This soup on it's own is extremely easy to make and takes not much time at all! I added something a little extra in the way of a hazelnut and sage butter. I was also lucky enough to have some truffle butter, which added a rich earthy flavour, although normal butter is perfectly acceptable. Along with the hazelnut and sage butter, I dressed some left over cauliflower florets in olive oil and sea salt and roasted in a hot oven for 10 or so minutes until just cooked through and golden. I used these to top the soup, along with the hazelnut and sage butter and some shavings of fresh truffle. Walnuts or almonds would be equally as delicious in replace of the hazelnuts too. 



Olive oil

1 large leek, white part only, roughly chopped

3 cloves garlic, roughly chopped

750g cauliflower, cut into florets

Sea salt

100g double or thickened cream


50g (truffle) butter

50g hazelnuts, roughy chopped

10 or so sage leaves

1. In a large, heavy-based pot, heat a knob of butter and lug of oil. Add the leek and garlic and cook until softened (5-7 minutes). 
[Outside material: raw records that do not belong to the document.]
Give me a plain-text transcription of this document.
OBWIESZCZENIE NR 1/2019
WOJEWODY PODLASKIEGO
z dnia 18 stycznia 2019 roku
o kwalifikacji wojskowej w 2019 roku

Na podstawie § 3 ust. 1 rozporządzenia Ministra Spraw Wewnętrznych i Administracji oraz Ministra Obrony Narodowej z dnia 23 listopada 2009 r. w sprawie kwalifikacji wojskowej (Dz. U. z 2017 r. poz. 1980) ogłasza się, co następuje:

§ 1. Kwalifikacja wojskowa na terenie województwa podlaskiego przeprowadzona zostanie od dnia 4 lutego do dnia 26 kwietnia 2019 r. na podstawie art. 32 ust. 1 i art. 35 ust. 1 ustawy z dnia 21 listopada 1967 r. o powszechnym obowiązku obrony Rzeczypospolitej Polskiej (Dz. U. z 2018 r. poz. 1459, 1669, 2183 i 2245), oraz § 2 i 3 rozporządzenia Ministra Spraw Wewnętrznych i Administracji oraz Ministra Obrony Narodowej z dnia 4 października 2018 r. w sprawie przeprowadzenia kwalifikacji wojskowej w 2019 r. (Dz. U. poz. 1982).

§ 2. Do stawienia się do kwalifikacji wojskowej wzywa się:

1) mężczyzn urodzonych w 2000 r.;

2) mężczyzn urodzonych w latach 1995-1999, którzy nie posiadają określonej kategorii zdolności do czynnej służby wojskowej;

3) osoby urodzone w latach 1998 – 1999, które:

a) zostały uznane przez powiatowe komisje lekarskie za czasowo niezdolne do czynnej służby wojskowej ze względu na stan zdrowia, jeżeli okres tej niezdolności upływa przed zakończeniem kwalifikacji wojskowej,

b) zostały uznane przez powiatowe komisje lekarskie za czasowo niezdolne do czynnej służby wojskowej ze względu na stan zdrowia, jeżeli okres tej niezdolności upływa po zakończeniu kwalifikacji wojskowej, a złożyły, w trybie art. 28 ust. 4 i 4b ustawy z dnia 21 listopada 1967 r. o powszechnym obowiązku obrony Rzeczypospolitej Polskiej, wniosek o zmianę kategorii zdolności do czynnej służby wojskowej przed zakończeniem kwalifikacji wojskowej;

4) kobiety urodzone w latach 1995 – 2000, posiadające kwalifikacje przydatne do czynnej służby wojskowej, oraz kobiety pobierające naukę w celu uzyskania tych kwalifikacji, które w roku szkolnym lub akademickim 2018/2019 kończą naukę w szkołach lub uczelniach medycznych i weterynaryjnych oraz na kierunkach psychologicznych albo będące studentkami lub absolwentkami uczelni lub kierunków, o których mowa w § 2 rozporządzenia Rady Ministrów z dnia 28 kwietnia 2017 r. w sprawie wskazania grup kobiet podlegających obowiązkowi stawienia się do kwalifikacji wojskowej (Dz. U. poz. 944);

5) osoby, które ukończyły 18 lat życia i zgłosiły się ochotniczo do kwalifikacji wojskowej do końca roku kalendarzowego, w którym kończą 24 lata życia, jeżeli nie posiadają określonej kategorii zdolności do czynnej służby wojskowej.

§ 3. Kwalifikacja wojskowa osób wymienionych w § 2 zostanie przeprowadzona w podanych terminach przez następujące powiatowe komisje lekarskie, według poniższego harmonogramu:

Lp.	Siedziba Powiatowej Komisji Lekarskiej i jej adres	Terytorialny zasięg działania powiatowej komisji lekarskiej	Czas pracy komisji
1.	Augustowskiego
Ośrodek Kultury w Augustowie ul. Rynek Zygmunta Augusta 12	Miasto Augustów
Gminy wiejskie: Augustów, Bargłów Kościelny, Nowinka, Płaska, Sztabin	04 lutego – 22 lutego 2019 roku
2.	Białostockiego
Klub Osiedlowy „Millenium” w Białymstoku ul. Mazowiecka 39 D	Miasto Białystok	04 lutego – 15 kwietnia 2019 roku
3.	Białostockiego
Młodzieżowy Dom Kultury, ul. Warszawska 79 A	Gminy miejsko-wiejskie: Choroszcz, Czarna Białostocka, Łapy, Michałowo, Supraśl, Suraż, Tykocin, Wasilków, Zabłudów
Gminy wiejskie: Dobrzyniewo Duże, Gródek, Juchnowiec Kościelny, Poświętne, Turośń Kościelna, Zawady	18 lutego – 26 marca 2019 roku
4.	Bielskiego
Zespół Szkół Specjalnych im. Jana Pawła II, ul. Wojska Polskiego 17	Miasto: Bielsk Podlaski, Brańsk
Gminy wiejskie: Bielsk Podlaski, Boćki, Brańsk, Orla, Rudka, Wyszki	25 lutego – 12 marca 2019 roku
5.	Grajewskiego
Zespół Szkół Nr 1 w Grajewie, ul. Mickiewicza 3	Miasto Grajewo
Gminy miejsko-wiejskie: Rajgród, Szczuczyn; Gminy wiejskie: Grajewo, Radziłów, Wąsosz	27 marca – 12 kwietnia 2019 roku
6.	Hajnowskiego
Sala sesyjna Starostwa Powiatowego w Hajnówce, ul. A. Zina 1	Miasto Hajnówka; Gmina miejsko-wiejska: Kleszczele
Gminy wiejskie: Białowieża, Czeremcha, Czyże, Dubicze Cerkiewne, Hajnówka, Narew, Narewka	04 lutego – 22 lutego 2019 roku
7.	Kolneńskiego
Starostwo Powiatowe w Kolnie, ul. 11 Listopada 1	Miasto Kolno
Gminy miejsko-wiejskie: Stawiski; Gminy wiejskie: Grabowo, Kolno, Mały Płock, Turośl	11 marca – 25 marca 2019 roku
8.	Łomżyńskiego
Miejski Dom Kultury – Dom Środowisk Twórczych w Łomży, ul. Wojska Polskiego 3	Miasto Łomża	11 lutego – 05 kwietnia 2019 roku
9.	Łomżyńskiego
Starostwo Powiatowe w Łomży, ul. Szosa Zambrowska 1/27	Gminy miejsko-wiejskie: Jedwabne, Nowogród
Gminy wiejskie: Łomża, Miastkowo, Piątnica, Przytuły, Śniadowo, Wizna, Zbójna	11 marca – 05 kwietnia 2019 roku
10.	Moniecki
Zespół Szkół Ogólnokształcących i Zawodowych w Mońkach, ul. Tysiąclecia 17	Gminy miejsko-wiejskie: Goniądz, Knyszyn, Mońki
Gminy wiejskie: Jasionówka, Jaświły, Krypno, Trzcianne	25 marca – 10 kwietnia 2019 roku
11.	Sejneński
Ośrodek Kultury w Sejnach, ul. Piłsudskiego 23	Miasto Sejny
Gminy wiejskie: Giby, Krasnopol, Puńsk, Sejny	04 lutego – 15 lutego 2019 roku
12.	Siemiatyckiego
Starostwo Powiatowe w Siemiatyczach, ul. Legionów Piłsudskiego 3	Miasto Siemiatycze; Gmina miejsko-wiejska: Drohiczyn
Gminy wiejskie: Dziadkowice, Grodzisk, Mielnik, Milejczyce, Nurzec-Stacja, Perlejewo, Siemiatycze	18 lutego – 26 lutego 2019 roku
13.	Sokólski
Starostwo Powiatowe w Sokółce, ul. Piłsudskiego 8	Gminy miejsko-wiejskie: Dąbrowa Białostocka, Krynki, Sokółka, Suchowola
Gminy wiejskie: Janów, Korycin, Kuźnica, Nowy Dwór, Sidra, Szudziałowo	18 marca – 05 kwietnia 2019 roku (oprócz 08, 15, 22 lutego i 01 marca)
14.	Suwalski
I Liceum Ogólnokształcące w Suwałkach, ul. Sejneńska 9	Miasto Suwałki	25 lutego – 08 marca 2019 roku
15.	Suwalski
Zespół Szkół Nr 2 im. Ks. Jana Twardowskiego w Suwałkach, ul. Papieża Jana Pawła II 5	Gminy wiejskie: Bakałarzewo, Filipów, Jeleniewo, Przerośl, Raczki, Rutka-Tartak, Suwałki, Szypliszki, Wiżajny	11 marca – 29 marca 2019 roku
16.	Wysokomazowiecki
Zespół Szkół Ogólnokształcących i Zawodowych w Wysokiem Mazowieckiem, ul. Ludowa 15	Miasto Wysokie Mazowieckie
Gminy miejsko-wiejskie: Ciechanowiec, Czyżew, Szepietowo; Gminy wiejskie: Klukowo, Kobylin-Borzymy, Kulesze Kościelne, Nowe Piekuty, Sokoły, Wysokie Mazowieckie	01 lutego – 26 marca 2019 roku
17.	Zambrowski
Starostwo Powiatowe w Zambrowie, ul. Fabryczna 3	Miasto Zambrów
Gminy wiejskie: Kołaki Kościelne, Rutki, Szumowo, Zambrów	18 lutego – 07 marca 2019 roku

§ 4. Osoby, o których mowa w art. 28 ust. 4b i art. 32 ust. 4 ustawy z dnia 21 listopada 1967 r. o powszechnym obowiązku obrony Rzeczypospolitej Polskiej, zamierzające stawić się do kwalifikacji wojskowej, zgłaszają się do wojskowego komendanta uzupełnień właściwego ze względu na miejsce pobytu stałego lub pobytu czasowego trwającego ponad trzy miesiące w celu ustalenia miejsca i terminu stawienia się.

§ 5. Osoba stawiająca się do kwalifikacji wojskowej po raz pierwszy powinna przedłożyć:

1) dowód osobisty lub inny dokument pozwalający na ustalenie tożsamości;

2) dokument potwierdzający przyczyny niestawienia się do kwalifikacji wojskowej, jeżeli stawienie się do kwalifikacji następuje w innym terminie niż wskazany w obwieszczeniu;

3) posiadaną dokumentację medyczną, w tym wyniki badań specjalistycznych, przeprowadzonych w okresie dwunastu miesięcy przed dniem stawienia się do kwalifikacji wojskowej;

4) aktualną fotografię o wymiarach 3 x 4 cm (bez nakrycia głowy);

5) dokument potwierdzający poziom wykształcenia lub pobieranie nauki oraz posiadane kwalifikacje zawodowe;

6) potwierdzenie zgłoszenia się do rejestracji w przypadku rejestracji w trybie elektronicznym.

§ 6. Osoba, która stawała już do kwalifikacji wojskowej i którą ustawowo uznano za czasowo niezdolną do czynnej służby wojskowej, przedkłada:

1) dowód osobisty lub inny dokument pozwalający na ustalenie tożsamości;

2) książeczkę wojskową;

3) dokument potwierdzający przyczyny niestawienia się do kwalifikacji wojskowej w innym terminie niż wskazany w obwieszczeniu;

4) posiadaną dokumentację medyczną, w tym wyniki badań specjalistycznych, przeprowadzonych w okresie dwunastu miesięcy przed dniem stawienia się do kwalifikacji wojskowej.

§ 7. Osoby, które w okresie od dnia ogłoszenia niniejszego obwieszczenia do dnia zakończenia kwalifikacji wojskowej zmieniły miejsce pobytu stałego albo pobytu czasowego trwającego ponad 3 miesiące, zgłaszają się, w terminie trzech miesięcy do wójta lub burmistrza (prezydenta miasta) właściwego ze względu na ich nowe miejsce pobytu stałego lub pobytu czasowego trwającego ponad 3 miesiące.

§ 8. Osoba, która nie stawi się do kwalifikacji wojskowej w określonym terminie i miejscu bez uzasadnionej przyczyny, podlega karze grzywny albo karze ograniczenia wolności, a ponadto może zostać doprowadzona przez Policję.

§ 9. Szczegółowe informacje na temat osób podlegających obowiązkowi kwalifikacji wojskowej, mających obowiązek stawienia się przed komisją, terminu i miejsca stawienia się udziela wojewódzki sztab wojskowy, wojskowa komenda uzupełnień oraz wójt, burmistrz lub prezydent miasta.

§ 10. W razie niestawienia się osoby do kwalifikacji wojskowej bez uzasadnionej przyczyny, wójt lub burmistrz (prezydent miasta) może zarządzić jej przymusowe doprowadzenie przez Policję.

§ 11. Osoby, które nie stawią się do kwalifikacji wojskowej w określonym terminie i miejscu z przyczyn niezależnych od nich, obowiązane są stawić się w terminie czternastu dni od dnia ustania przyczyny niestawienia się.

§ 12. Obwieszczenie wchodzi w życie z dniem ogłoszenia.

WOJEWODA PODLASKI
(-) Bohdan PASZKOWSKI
2. Add the cauliflower florets and pour over boiling water to barely just cover the cauliflower. Some prefer to use stock, however I think it overpowers the soup too much so I just use the water and season with sea salt to taste. 

3. Cook over a medium heat until cauliflower is softened and liquid has reduced a little (20-30 minutes). Blitz in a food processor or with a hand blender until smooth. Add the cream and stir through. If the soup is too thick, add a little extra cream. If too thin, return to heat and reduce until soup is desired consistency. 

4. Just before serving, prepare the hazelnut and sage butter. Place all ingredients in a small saucepan and heat over a low heat until butter is foaming and sage begins to turn crispy. 

5. Serve soup in bowls, topped with the hazelnut sage butter and if using, the extra roasted cauliflower and shavings of fresh truffle.